Taking a stand against online harassment

U-News Staff

The Internet is a wonderful place. It fosters creativity and ingenuity and we would be lost without it. However, look into any online comment section, thread forum or chat room and you will begin to understand that there is a dark side of the Internet, as well.

Online harassment has become a major issue. Not many people can say they have used any form of online platform and not witnessed some form of harassment. According to the Pew Research Center, over 73 percent of adult Internet users polled stated they had seen some form of online harassment. Of that figure, 40 percent have experienced it personally.

This is a staggering figure and when it is broken down to the type of harassment, it becomes clear there is a serious problem that many face when they login online. Over 18 percent of adult Internet users have experienced some form of severe harassment. This includes being physically threatened and sexually assaulted.

Who are the victims? The primary target subject to this form of harassment is women and minorities. The recent exposure of hundreds of female celebrity nude photos is an example of how pervasive this issue is right now. The comments that followed ranged from messages of support to calling the celebrities “sluts” and “whores.”

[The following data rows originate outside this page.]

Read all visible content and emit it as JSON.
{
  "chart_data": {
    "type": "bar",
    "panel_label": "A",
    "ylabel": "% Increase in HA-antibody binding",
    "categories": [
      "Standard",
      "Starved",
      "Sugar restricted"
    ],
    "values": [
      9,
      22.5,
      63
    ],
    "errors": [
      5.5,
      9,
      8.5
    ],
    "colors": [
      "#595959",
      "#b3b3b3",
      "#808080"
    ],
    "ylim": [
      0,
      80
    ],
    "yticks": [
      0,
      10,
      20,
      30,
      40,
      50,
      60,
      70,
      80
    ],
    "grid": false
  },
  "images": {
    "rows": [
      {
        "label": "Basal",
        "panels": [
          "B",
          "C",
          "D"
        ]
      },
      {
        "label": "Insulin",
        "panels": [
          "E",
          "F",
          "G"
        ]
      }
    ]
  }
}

Why does this happen? Harassment has long been a topic of discussion. Workshops and seminars are a common staple in offices and universities. Why is it so pervasive online?

There is the aspect of anonymity to consider. Online, the harassment can occur over a distance of hundreds of miles. That is what makes online harassment so scary. Unlike what happens in real life situations, online a harassed person can never know who is causing them so much anxiety and fear. They may live a block away or three cities away.

Many are afraid to speak out against such behavior and those who do are subject to a flurry of harsh attacks.  Female activist and gaming critic Anita Sarkeesian was forced to cancel an event at Utah State University when a threat was made against her life and all those attending. Campus police told her they could not guarantee the security of the event because of Utah state gun laws. Actress Felicia Day had her personal information hacked and posted online an hour after she commented on how she was afraid of Internet trolls.

This type of behavior has to stop and the only way it can be done is if people take a stance against it. There is power in numbers, and with 73 percent of adult Internet users witnessing this type of behavior, it is possible to stop online harassment. If you see it happening, flag the comment and report the incident. All social media platforms are required to have some protocol to deal with harassment. If it is a threat of violence, report it to the local police. These issues have to be taken seriously and that will happen only when a large enough group stands up to fight them.